A few times now, in this forum, I have revealed lessons learned that I had not supposed before. Tonight I learned yet another. My daughter (9yrs old) had a bad tootache. She was screaming ( as an emotional release) crying and even laughing at her predicament - tremendous pain in her mouth which vibrated throughout her whole body and no dentist in office to be consulted. As she sat next to me at dinner, writhing in pain, I had my arm around her, trying to comfort as best I could.

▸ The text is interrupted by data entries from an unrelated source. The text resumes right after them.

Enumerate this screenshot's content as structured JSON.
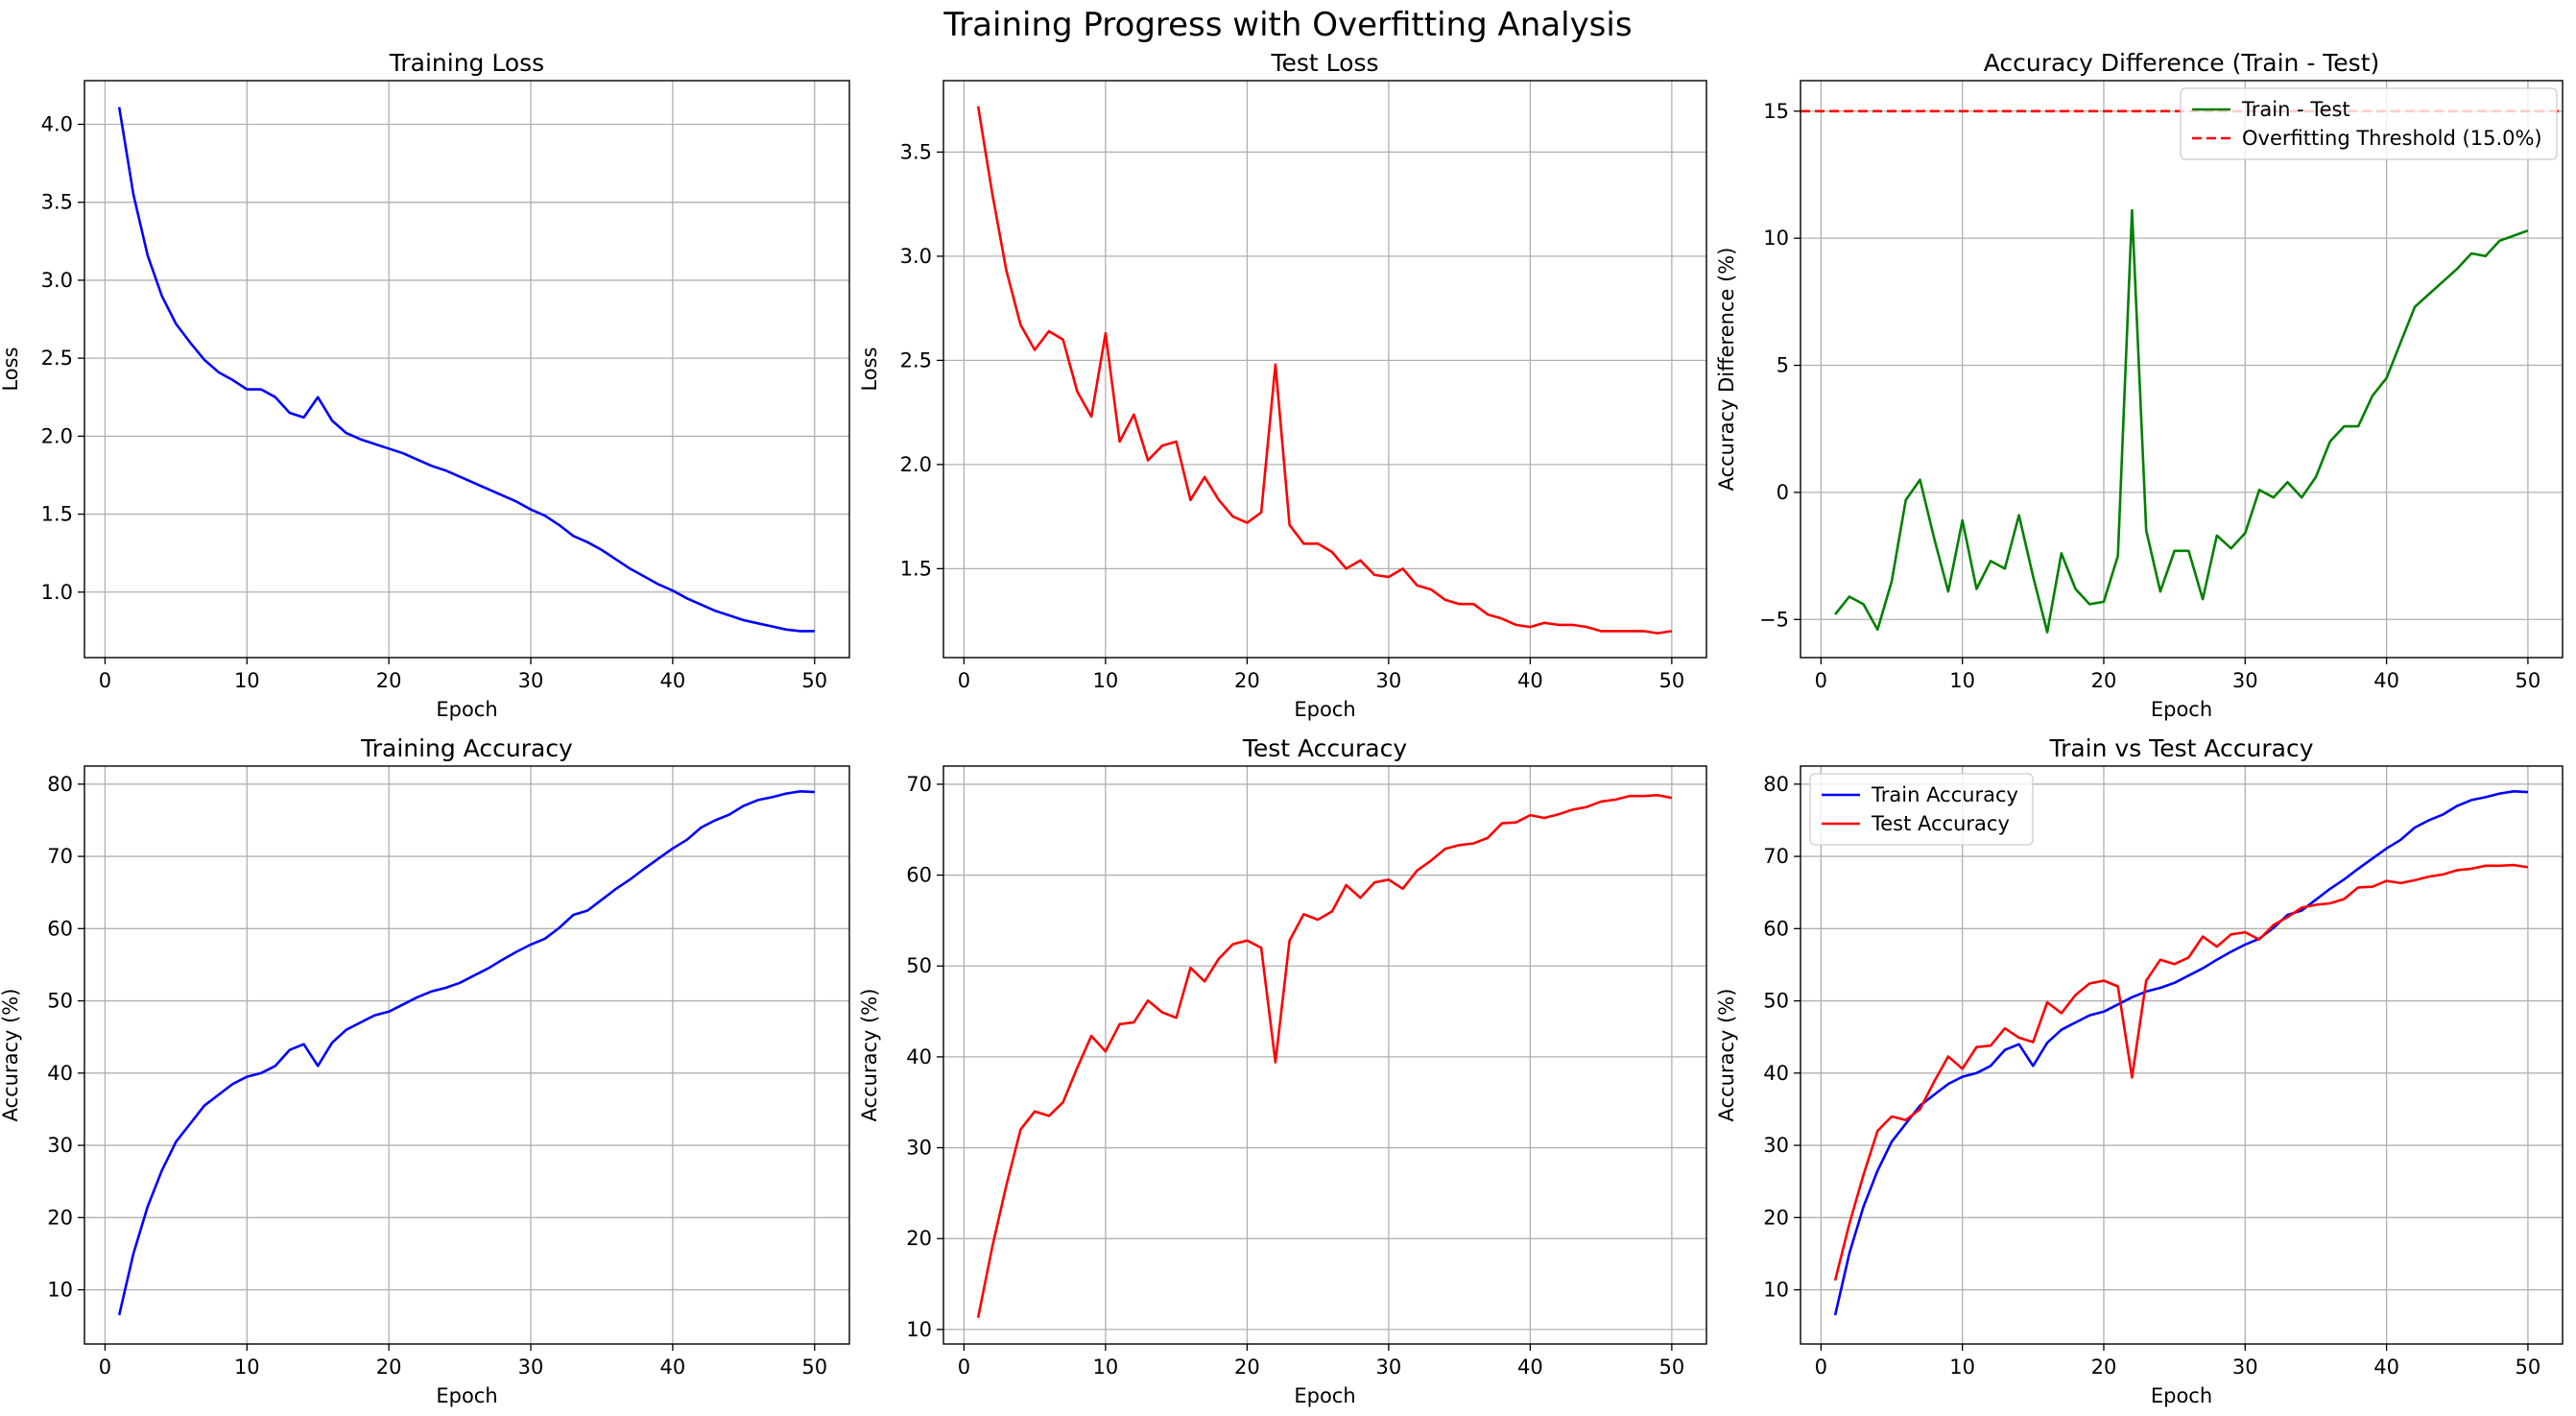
{
  "figure": {
    "title": "Training Progress with Overfitting Analysis"
  },
  "colors": {
    "blue": "#0000ff",
    "red": "#ff0000",
    "green": "#008000",
    "grid": "#b0b0b0"
  },
  "chart_data": [
    {
      "type": "line",
      "title": "Training Loss",
      "xlabel": "Epoch",
      "ylabel": "Loss",
      "xlim": [
        -1.45,
        52.45
      ],
      "ylim": [
        0.58,
        4.28
      ],
      "xticks": [
        0,
        10,
        20,
        30,
        40,
        50
      ],
      "yticks": [
        1.0,
        1.5,
        2.0,
        2.5,
        3.0,
        3.5,
        4.0
      ],
      "ytick_labels": [
        "1.0",
        "1.5",
        "2.0",
        "2.5",
        "3.0",
        "3.5",
        "4.0"
      ],
      "grid": true,
      "x": [
        1,
        2,
        3,
        4,
        5,
        6,
        7,
        8,
        9,
        10,
        11,
        12,
        13,
        14,
        15,
        16,
        17,
        18,
        19,
        20,
        21,
        22,
        23,
        24,
        25,
        26,
        27,
        28,
        29,
        30,
        31,
        32,
        33,
        34,
        35,
        36,
        37,
        38,
        39,
        40,
        41,
        42,
        43,
        44,
        45,
        46,
        47,
        48,
        49,
        50
      ],
      "series": [
        {
          "color": "blue",
          "values": [
            4.11,
            3.55,
            3.16,
            2.9,
            2.72,
            2.6,
            2.49,
            2.41,
            2.36,
            2.3,
            2.3,
            2.25,
            2.15,
            2.12,
            2.25,
            2.1,
            2.02,
            1.98,
            1.95,
            1.92,
            1.89,
            1.85,
            1.81,
            1.78,
            1.74,
            1.7,
            1.66,
            1.62,
            1.58,
            1.53,
            1.49,
            1.43,
            1.36,
            1.32,
            1.27,
            1.21,
            1.15,
            1.1,
            1.05,
            1.01,
            0.96,
            0.92,
            0.88,
            0.85,
            0.82,
            0.8,
            0.78,
            0.76,
            0.75,
            0.75
          ]
        }
      ]
    },
    {
      "type": "line",
      "title": "Test Loss",
      "xlabel": "Epoch",
      "ylabel": "Loss",
      "xlim": [
        -1.45,
        52.45
      ],
      "ylim": [
        1.073,
        3.843
      ],
      "xticks": [
        0,
        10,
        20,
        30,
        40,
        50
      ],
      "yticks": [
        1.5,
        2.0,
        2.5,
        3.0,
        3.5
      ],
      "ytick_labels": [
        "1.5",
        "2.0",
        "2.5",
        "3.0",
        "3.5"
      ],
      "grid": true,
      "x": [
        1,
        2,
        3,
        4,
        5,
        6,
        7,
        8,
        9,
        10,
        11,
        12,
        13,
        14,
        15,
        16,
        17,
        18,
        19,
        20,
        21,
        22,
        23,
        24,
        25,
        26,
        27,
        28,
        29,
        30,
        31,
        32,
        33,
        34,
        35,
        36,
        37,
        38,
        39,
        40,
        41,
        42,
        43,
        44,
        45,
        46,
        47,
        48,
        49,
        50
      ],
      "series": [
        {
          "color": "red",
          "values": [
            3.72,
            3.3,
            2.93,
            2.67,
            2.55,
            2.64,
            2.6,
            2.35,
            2.23,
            2.63,
            2.11,
            2.24,
            2.02,
            2.09,
            2.11,
            1.83,
            1.94,
            1.83,
            1.75,
            1.72,
            1.77,
            2.48,
            1.71,
            1.62,
            1.62,
            1.58,
            1.5,
            1.54,
            1.47,
            1.46,
            1.5,
            1.42,
            1.4,
            1.35,
            1.33,
            1.33,
            1.28,
            1.26,
            1.23,
            1.22,
            1.24,
            1.23,
            1.23,
            1.22,
            1.2,
            1.2,
            1.2,
            1.2,
            1.19,
            1.2
          ]
        }
      ]
    },
    {
      "type": "line",
      "title": "Accuracy Difference (Train - Test)",
      "xlabel": "Epoch",
      "ylabel": "Accuracy Difference (%)",
      "xlim": [
        -1.45,
        52.45
      ],
      "ylim": [
        -6.5,
        16.2
      ],
      "xticks": [
        0,
        10,
        20,
        30,
        40,
        50
      ],
      "yticks": [
        -5,
        0,
        5,
        10,
        15
      ],
      "ytick_labels": [
        "−5",
        "0",
        "5",
        "10",
        "15"
      ],
      "grid": true,
      "legend": "upper right",
      "x": [
        1,
        2,
        3,
        4,
        5,
        6,
        7,
        8,
        9,
        10,
        11,
        12,
        13,
        14,
        15,
        16,
        17,
        18,
        19,
        20,
        21,
        22,
        23,
        24,
        25,
        26,
        27,
        28,
        29,
        30,
        31,
        32,
        33,
        34,
        35,
        36,
        37,
        38,
        39,
        40,
        41,
        42,
        43,
        44,
        45,
        46,
        47,
        48,
        49,
        50
      ],
      "series": [
        {
          "name": "Train - Test",
          "color": "green",
          "values": [
            -4.8,
            -4.1,
            -4.4,
            -5.4,
            -3.5,
            -0.3,
            0.5,
            -1.8,
            -3.9,
            -1.1,
            -3.8,
            -2.7,
            -3.0,
            -0.9,
            -3.3,
            -5.5,
            -2.4,
            -3.8,
            -4.4,
            -4.3,
            -2.5,
            11.1,
            -1.5,
            -3.9,
            -2.3,
            -2.3,
            -4.2,
            -1.7,
            -2.2,
            -1.6,
            0.1,
            -0.2,
            0.4,
            -0.2,
            0.6,
            2.0,
            2.6,
            2.6,
            3.8,
            4.5,
            5.9,
            7.3,
            7.8,
            8.3,
            8.8,
            9.4,
            9.3,
            9.9,
            10.1,
            10.3
          ]
        },
        {
          "name": "Overfitting Threshold (15.0%)",
          "color": "red",
          "dashed": true,
          "hline": 15
        }
      ]
    },
    {
      "type": "line",
      "title": "Training Accuracy",
      "xlabel": "Epoch",
      "ylabel": "Accuracy (%)",
      "xlim": [
        -1.45,
        52.45
      ],
      "ylim": [
        2.5,
        82.5
      ],
      "xticks": [
        0,
        10,
        20,
        30,
        40,
        50
      ],
      "yticks": [
        10,
        20,
        30,
        40,
        50,
        60,
        70,
        80
      ],
      "ytick_labels": [
        "10",
        "20",
        "30",
        "40",
        "50",
        "60",
        "70",
        "80"
      ],
      "grid": true,
      "x": [
        1,
        2,
        3,
        4,
        5,
        6,
        7,
        8,
        9,
        10,
        11,
        12,
        13,
        14,
        15,
        16,
        17,
        18,
        19,
        20,
        21,
        22,
        23,
        24,
        25,
        26,
        27,
        28,
        29,
        30,
        31,
        32,
        33,
        34,
        35,
        36,
        37,
        38,
        39,
        40,
        41,
        42,
        43,
        44,
        45,
        46,
        47,
        48,
        49,
        50
      ],
      "series": [
        {
          "color": "blue",
          "values": [
            6.5,
            15.0,
            21.5,
            26.5,
            30.5,
            33.0,
            35.5,
            37.0,
            38.5,
            39.5,
            40.0,
            41.0,
            43.2,
            44.0,
            41.0,
            44.2,
            46.0,
            47.0,
            48.0,
            48.5,
            49.5,
            50.5,
            51.3,
            51.8,
            52.5,
            53.5,
            54.5,
            55.7,
            56.8,
            57.8,
            58.6,
            60.1,
            61.9,
            62.5,
            64.0,
            65.5,
            66.8,
            68.3,
            69.7,
            71.1,
            72.3,
            74.0,
            75.0,
            75.8,
            77.0,
            77.8,
            78.2,
            78.7,
            79.0,
            78.9
          ]
        }
      ]
    },
    {
      "type": "line",
      "title": "Test Accuracy",
      "xlabel": "Epoch",
      "ylabel": "Accuracy (%)",
      "xlim": [
        -1.45,
        52.45
      ],
      "ylim": [
        8.4,
        72.0
      ],
      "xticks": [
        0,
        10,
        20,
        30,
        40,
        50
      ],
      "yticks": [
        10,
        20,
        30,
        40,
        50,
        60,
        70
      ],
      "ytick_labels": [
        "10",
        "20",
        "30",
        "40",
        "50",
        "60",
        "70"
      ],
      "grid": true,
      "x": [
        1,
        2,
        3,
        4,
        5,
        6,
        7,
        8,
        9,
        10,
        11,
        12,
        13,
        14,
        15,
        16,
        17,
        18,
        19,
        20,
        21,
        22,
        23,
        24,
        25,
        26,
        27,
        28,
        29,
        30,
        31,
        32,
        33,
        34,
        35,
        36,
        37,
        38,
        39,
        40,
        41,
        42,
        43,
        44,
        45,
        46,
        47,
        48,
        49,
        50
      ],
      "series": [
        {
          "color": "red",
          "values": [
            11.3,
            19.1,
            25.9,
            32.0,
            34.0,
            33.5,
            35.0,
            38.8,
            42.3,
            40.6,
            43.6,
            43.8,
            46.2,
            44.9,
            44.3,
            49.8,
            48.3,
            50.8,
            52.4,
            52.8,
            52.0,
            39.4,
            52.8,
            55.7,
            55.1,
            56.0,
            58.9,
            57.5,
            59.2,
            59.5,
            58.5,
            60.5,
            61.6,
            62.9,
            63.3,
            63.5,
            64.1,
            65.7,
            65.8,
            66.6,
            66.3,
            66.7,
            67.2,
            67.5,
            68.1,
            68.3,
            68.7,
            68.7,
            68.8,
            68.5
          ]
        }
      ]
    },
    {
      "type": "line",
      "title": "Train vs Test Accuracy",
      "xlabel": "Epoch",
      "ylabel": "Accuracy (%)",
      "xlim": [
        -1.45,
        52.45
      ],
      "ylim": [
        2.5,
        82.5
      ],
      "xticks": [
        0,
        10,
        20,
        30,
        40,
        50
      ],
      "yticks": [
        10,
        20,
        30,
        40,
        50,
        60,
        70,
        80
      ],
      "ytick_labels": [
        "10",
        "20",
        "30",
        "40",
        "50",
        "60",
        "70",
        "80"
      ],
      "grid": true,
      "legend": "upper left",
      "x": [
        1,
        2,
        3,
        4,
        5,
        6,
        7,
        8,
        9,
        10,
        11,
        12,
        13,
        14,
        15,
        16,
        17,
        18,
        19,
        20,
        21,
        22,
        23,
        24,
        25,
        26,
        27,
        28,
        29,
        30,
        31,
        32,
        33,
        34,
        35,
        36,
        37,
        38,
        39,
        40,
        41,
        42,
        43,
        44,
        45,
        46,
        47,
        48,
        49,
        50
      ],
      "series": [
        {
          "name": "Train Accuracy",
          "color": "blue",
          "values": [
            6.5,
            15.0,
            21.5,
            26.5,
            30.5,
            33.0,
            35.5,
            37.0,
            38.5,
            39.5,
            40.0,
            41.0,
            43.2,
            44.0,
            41.0,
            44.2,
            46.0,
            47.0,
            48.0,
            48.5,
            49.5,
            50.5,
            51.3,
            51.8,
            52.5,
            53.5,
            54.5,
            55.7,
            56.8,
            57.8,
            58.6,
            60.1,
            61.9,
            62.5,
            64.0,
            65.5,
            66.8,
            68.3,
            69.7,
            71.1,
            72.3,
            74.0,
            75.0,
            75.8,
            77.0,
            77.8,
            78.2,
            78.7,
            79.0,
            78.9
          ]
        },
        {
          "name": "Test Accuracy",
          "color": "red",
          "values": [
            11.3,
            19.1,
            25.9,
            32.0,
            34.0,
            33.5,
            35.0,
            38.8,
            42.3,
            40.6,
            43.6,
            43.8,
            46.2,
            44.9,
            44.3,
            49.8,
            48.3,
            50.8,
            52.4,
            52.8,
            52.0,
            39.4,
            52.8,
            55.7,
            55.1,
            56.0,
            58.9,
            57.5,
            59.2,
            59.5,
            58.5,
            60.5,
            61.6,
            62.9,
            63.3,
            63.5,
            64.1,
            65.7,
            65.8,
            66.6,
            66.3,
            66.7,
            67.2,
            67.5,
            68.1,
            68.3,
            68.7,
            68.7,
            68.8,
            68.5
          ]
        }
      ]
    }
  ]
}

My mother sat next to us. She said in her native tongue something to the effect that when she was a child, if she or any of her siblings were in pain, they were scolded, and she marveled that I would even try to soothe. I had heard her say similar comments before. But tonight, it occurred to me that this explains a great deal about the difficulties in our relationship
I have tried repeatedly to have an affectionate relationship with my mom. It seems when we get "close" we fall apart. I had finally decided that my mom cannot handle my affection. It throws her off. So I have kept a distance while still doing my best to help her along. At times I have felt guilty about this deliberate withdrawal but tonight I have become convinced that it was the appropriate thing to do. Mom really does feel more comfortable at arms length away. More importantly, I do not need to feel guilty. How she is has nothing to do with me.
I was intuitively correct in keeping a distance. I have even come to understand this choice as respect for who she is. I accept. It's all right. We have reached an equilibrium, however less than ideal, it is peaceful. Peaceful is good.